In the article, “Department of Labor Regulation for Retirement Plans Is Now in Limbo,” The Wall Street Journal reports that delays in finalizing the Department of Labor’s (DOL) proposed fiduciary rule governing advice in retirement accounts make it vulnerable to being scrapped under the Biden administration. The publication turned to benefits and executive compensation partner Fred Reish for his insight on the DOL’s proposed rule.
The Journal explains that the DOL’s proposal would cause rollovers to be more heavily regulated by requiring brokers and advisers to act in the best interest of clients when recommending rollovers when advisers provide ongoing advice about any of the clients’ retirement assets, rather than just advice for 401(k) plans.

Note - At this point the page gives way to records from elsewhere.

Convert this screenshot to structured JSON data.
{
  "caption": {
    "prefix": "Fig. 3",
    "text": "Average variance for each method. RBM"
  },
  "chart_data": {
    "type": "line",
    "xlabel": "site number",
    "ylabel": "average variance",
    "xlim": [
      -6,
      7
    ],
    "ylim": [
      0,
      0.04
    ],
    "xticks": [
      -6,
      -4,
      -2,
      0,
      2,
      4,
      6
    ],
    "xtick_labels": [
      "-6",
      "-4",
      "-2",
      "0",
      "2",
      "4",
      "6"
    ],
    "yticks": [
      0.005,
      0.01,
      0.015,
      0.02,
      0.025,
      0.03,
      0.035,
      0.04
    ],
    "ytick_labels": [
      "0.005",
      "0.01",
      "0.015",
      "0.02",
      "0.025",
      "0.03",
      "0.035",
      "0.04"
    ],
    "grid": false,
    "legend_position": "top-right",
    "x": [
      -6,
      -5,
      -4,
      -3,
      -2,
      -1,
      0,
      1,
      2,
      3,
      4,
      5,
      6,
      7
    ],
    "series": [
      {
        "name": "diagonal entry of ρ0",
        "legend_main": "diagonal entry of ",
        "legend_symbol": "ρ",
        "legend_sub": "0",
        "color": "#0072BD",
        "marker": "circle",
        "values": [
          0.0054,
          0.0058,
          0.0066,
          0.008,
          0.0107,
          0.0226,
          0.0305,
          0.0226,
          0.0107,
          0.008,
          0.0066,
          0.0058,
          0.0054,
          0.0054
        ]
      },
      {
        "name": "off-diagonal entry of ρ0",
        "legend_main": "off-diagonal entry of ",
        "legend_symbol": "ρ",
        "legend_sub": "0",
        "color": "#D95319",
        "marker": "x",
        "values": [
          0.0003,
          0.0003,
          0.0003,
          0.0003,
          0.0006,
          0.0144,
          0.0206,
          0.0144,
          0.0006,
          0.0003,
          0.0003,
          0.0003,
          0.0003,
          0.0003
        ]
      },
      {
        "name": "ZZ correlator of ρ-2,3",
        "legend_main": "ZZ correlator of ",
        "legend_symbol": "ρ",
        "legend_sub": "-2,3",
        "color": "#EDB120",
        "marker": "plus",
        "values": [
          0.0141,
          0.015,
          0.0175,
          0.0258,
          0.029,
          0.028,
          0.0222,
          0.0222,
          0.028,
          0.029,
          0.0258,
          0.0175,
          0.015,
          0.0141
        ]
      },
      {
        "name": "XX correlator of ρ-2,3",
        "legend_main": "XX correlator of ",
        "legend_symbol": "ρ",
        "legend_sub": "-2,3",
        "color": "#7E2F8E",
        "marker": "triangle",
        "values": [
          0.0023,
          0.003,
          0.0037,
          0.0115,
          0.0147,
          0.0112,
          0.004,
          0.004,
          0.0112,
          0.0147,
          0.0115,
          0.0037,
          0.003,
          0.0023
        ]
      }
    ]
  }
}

The proposed rule “was a big step that caught the industry off guard,” said Reish. He added, “the conditions are so demanding they got a lot of opposition from broker-dealers and insurers. I think that’s why it hasn’t been finalized by now.”
Reish noted that the stricter interpretation — that advisers must act in the best interest of participants when making rollover recommendations — might stand even if the Labor Department’s proposed rule dies.
If the Biden administration does scrap the proposed rule, Reish explained that he expects the Department of Labor to create a more demanding rule than the proposal. “I think somewhere less demanding than the Obamaera rule and more demanding than the Trump approach will probably be their focus,” Reish said.